Search mode: the engine is FTS5/BM25 + structural — there is no built-in vector/embedding search in this version, so SearchModeForIntent remaps a semantic intent to hybrid. The CODEGRAPH_EMBEDDING_* settings below are inert until an embeddings layer is added to the sidecar.

Settings

Variable Default Effect
CODEGRAPH_URL http://localhost:4747 Where devrouter expects the codegraph sidecar to be reachable. Override for hosted setups. (GITNEXUS_URL is an accepted legacy alias.)
CODEGRAPH_HOME ~/.codegraph Global storage root holding registry.json. Move this when you want the registry on a faster disk or to isolate environments. (GITNEXUS_HOME legacy alias honoured.)
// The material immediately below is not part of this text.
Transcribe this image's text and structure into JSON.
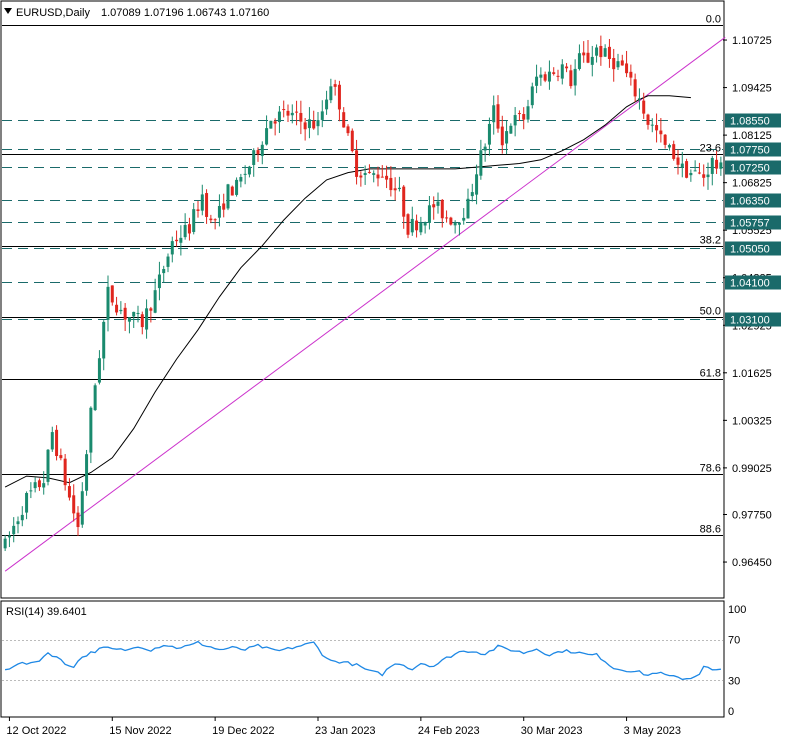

CODEGRAPH_URL and CODEGRAPH_HOME are the only settings devrouter + the sidecar consume. There are no embedding settings — the MIT engine has no vector search (the old CODEGRAPH_EMBEDDING_* / --embeddings knobs are gone). Indexing always reads .gitignore; the old CODEGRAPH_NO_GITIGNORE / CODEGRAPH_VERBOSE / CODEGRAPH_DEBUG analyze knobs were part of the previous engine and no longer apply.

Re-indexing

Re-run ./devrouter analyze /path/to/repo after substantial repo changes:

  • New top-level packages or large refactors of existing ones.
  • Imports / call edges shifting (e.g. you split a module).
  • New language adoption (a TypeScript-only repo started shipping Python, etc.).
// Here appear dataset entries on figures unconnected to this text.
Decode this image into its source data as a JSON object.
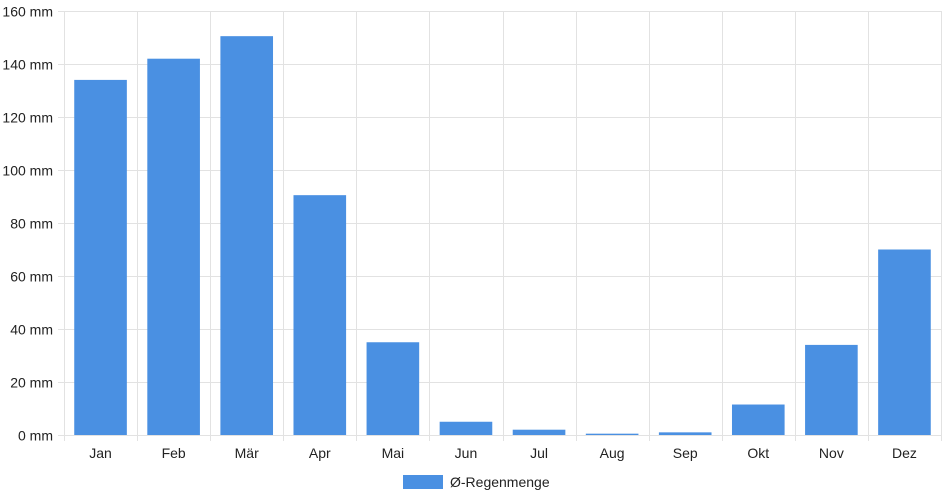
{
  "chart_data": {
    "type": "bar",
    "categories": [
      "Jan",
      "Feb",
      "Mär",
      "Apr",
      "Mai",
      "Jun",
      "Jul",
      "Aug",
      "Sep",
      "Okt",
      "Nov",
      "Dez"
    ],
    "series": [
      {
        "name": "Ø-Regenmenge",
        "values": [
          134,
          142,
          150.5,
          90.5,
          35,
          5,
          2,
          0.5,
          1,
          11.5,
          34,
          70
        ],
        "color": "#4a90e2"
      }
    ],
    "unit_suffix": " mm",
    "ylim": [
      0,
      160
    ],
    "yticks": [
      0,
      20,
      40,
      60,
      80,
      100,
      120,
      140,
      160
    ],
    "grid": true,
    "legend_position": "bottom",
    "title": "",
    "xlabel": "",
    "ylabel": ""
  }
}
You don't need to re-index after every commit. devrouter falls back gracefully when it queries a symbol that's been renamed or deleted — it just returns nothing for that node and the relevance gate (retrieval-rules.md Section 6) drops it. Stale .codegraph/ from a few weeks ago is usually fine; stale .codegraph/ from before a package rename is not.

--force is rarely needed — analyze is incremental by default, keyed off the last commit hash recorded in meta.json.

When something is wrong

make status shows the codegraph health line. If it says DOWN:

  1. tail /tmp/devrouter-codegraph.log to see why it died.
  2. make codegraph to restart just the sidecar.
  3. If a repo won't open, kill any stale node bin/codegraph-sidecar.js serve process and try again. The DBs open read-only, so a crashed serve doesn't normally leave a lock.
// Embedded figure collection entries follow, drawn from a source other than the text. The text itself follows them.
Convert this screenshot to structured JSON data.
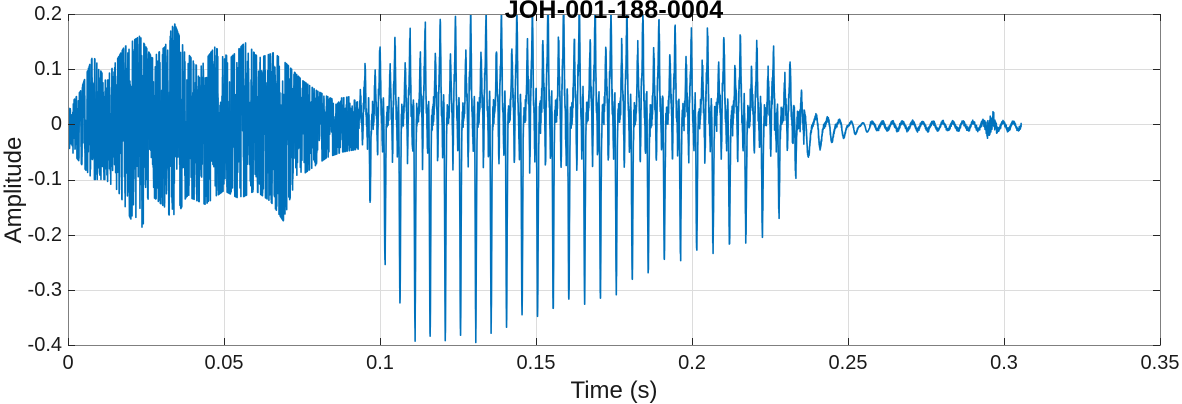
{
  "figure": {
    "background": "#ffffff"
  },
  "chart_data": {
    "type": "line",
    "title": "JOH-001-188-0004",
    "xlabel": "Time (s)",
    "ylabel": "Amplitude",
    "xlim": [
      0,
      0.35
    ],
    "ylim": [
      -0.4,
      0.2
    ],
    "xticks": [
      0,
      0.05,
      0.1,
      0.15,
      0.2,
      0.25,
      0.3,
      0.35
    ],
    "xtick_labels": [
      "0",
      "0.05",
      "0.1",
      "0.15",
      "0.2",
      "0.25",
      "0.3",
      "0.35"
    ],
    "yticks": [
      -0.4,
      -0.3,
      -0.2,
      -0.1,
      0,
      0.1,
      0.2
    ],
    "ytick_labels": [
      "-0.4",
      "-0.3",
      "-0.2",
      "-0.1",
      "0",
      "0.1",
      "0.2"
    ],
    "grid": true,
    "legend": null,
    "line_color": "#0072BD",
    "grid_color": "#DCDCDC",
    "axis_color": "#7F7F7F",
    "tick_color": "#262626",
    "text_color": "#1a1a1a",
    "signal": {
      "kind": "speech-waveform",
      "t_start": 0.0,
      "t_end": 0.3055,
      "segments": [
        {
          "name": "fricative-noise",
          "type": "noise",
          "t0": 0.0,
          "t1": 0.093,
          "upper_env": [
            [
              0,
              0.03
            ],
            [
              0.004,
              0.06
            ],
            [
              0.008,
              0.125
            ],
            [
              0.012,
              0.08
            ],
            [
              0.018,
              0.14
            ],
            [
              0.023,
              0.16
            ],
            [
              0.027,
              0.12
            ],
            [
              0.031,
              0.14
            ],
            [
              0.034,
              0.185
            ],
            [
              0.037,
              0.14
            ],
            [
              0.042,
              0.1
            ],
            [
              0.047,
              0.14
            ],
            [
              0.052,
              0.12
            ],
            [
              0.057,
              0.15
            ],
            [
              0.061,
              0.12
            ],
            [
              0.066,
              0.13
            ],
            [
              0.07,
              0.11
            ],
            [
              0.075,
              0.08
            ],
            [
              0.08,
              0.06
            ],
            [
              0.085,
              0.045
            ],
            [
              0.09,
              0.05
            ],
            [
              0.093,
              0.04
            ]
          ],
          "lower_env": [
            [
              0,
              -0.04
            ],
            [
              0.004,
              -0.07
            ],
            [
              0.008,
              -0.1
            ],
            [
              0.012,
              -0.1
            ],
            [
              0.016,
              -0.12
            ],
            [
              0.02,
              -0.17
            ],
            [
              0.023,
              -0.2
            ],
            [
              0.027,
              -0.13
            ],
            [
              0.031,
              -0.15
            ],
            [
              0.034,
              -0.18
            ],
            [
              0.038,
              -0.13
            ],
            [
              0.044,
              -0.145
            ],
            [
              0.05,
              -0.12
            ],
            [
              0.055,
              -0.135
            ],
            [
              0.06,
              -0.12
            ],
            [
              0.065,
              -0.14
            ],
            [
              0.069,
              -0.175
            ],
            [
              0.073,
              -0.1
            ],
            [
              0.078,
              -0.08
            ],
            [
              0.083,
              -0.06
            ],
            [
              0.088,
              -0.05
            ],
            [
              0.093,
              -0.045
            ]
          ]
        },
        {
          "name": "voiced-vowel",
          "type": "voiced",
          "t0": 0.093,
          "t1": 0.236,
          "f0_start": 210,
          "f0_end": 186,
          "upper_env": [
            [
              0.093,
              0.05
            ],
            [
              0.096,
              0.09
            ],
            [
              0.1,
              0.11
            ],
            [
              0.107,
              0.12
            ],
            [
              0.115,
              0.135
            ],
            [
              0.125,
              0.145
            ],
            [
              0.135,
              0.15
            ],
            [
              0.145,
              0.16
            ],
            [
              0.152,
              0.17
            ],
            [
              0.158,
              0.175
            ],
            [
              0.165,
              0.17
            ],
            [
              0.172,
              0.16
            ],
            [
              0.18,
              0.155
            ],
            [
              0.19,
              0.145
            ],
            [
              0.198,
              0.13
            ],
            [
              0.207,
              0.12
            ],
            [
              0.215,
              0.115
            ],
            [
              0.222,
              0.11
            ],
            [
              0.228,
              0.095
            ],
            [
              0.233,
              0.08
            ],
            [
              0.236,
              0.04
            ]
          ],
          "lower_env": [
            [
              0.093,
              -0.06
            ],
            [
              0.096,
              -0.12
            ],
            [
              0.099,
              -0.2
            ],
            [
              0.103,
              -0.28
            ],
            [
              0.107,
              -0.34
            ],
            [
              0.111,
              -0.385
            ],
            [
              0.117,
              -0.39
            ],
            [
              0.124,
              -0.385
            ],
            [
              0.132,
              -0.375
            ],
            [
              0.14,
              -0.365
            ],
            [
              0.148,
              -0.355
            ],
            [
              0.155,
              -0.345
            ],
            [
              0.162,
              -0.33
            ],
            [
              0.17,
              -0.315
            ],
            [
              0.178,
              -0.3
            ],
            [
              0.185,
              -0.275
            ],
            [
              0.19,
              -0.255
            ],
            [
              0.197,
              -0.24
            ],
            [
              0.204,
              -0.23
            ],
            [
              0.212,
              -0.22
            ],
            [
              0.22,
              -0.2
            ],
            [
              0.226,
              -0.195
            ],
            [
              0.23,
              -0.13
            ],
            [
              0.234,
              -0.09
            ],
            [
              0.236,
              -0.07
            ]
          ]
        },
        {
          "name": "decay",
          "type": "damped-oscillation",
          "t0": 0.236,
          "t1": 0.257,
          "freq": 265,
          "upper_amp": [
            0.028,
            0.006
          ],
          "lower_amp": [
            0.065,
            0.01
          ]
        },
        {
          "name": "tail",
          "type": "low-ripple",
          "t0": 0.257,
          "t1": 0.3055,
          "freq": 310,
          "amp": 0.007,
          "base": -0.003,
          "noise_burst": {
            "t_center": 0.2955,
            "half_width": 0.002,
            "amp": 0.013
          }
        }
      ]
    }
  }
}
If dev_context returns no symbols for a repo you indexed:

  1. ./devrouter list — is the repo in the registry?
  2. If yes, hit curl localhost:4747/api/repos directly and confirm the same.
  3. If yes, run curl -X POST localhost:4747/api/search -d '{"query":"<known symbol>","repo":"<your-repo>"}' -H 'content-type: application/json' to bypass devrouter and see whether the index has it.
  4. Empty result there → re-run ./devrouter analyze with -v and read the warnings.

See troubleshooting.md for the symptom-to-fix table.

Migrating from the GitNexus engine

The graph engine was replaced (GitNexus/LadybugDB → colbymchenry/codegraph/SQLite, MIT). The on-disk store format changed, so any .codegraph/ (or legacy .gitnexus/) index built by the old engine must be rebuilt:

make codegraph-migrate   # prints what to do
./devrouter analyze /abs/path/to/your-repo   # re-index, once per repo

make codegraph-migrate no longer does an in-place data migration — there is no automatic LadybugDB → SQLite converter; it just walks the registry and tells you which repos need a re-index.

Backwards compat: CODEGRAPH_HOME still honours the legacy GITNEXUS_HOME env var (and CODEGRAPH_URL/GITNEXUS_URL), and the sidecar still reads the existing ~/.codegraph/registry.json layout, so paths and config carry over — only the per-repo graph data must be regenerated.

Going deeper

  • codegraph/README.md — maintainer view: sidecar layout, the full HTTP endpoint list, and build/run notes.
  • codegraph/MIGRATION.md — engine data-model mapping, spike findings, and graph-coverage validation.
  • codegraph/src/ — vendored MIT engine (TypeScript). Extraction lives under src/extraction/, cross-file resolution under src/resolution/. The sidecar wrapper is codegraph/bin/ + codegraph/lib/.
  • internal/codegraph/client.go — devrouter's Go HTTP client. The four Client.* methods listed in the API table above are all defined here, with the exact request/response shapes devrouter uses.
  • retrieval-rules.md Sections 5, 7 — when devrouter calls codegraph during a dev_context request and what it does with each response.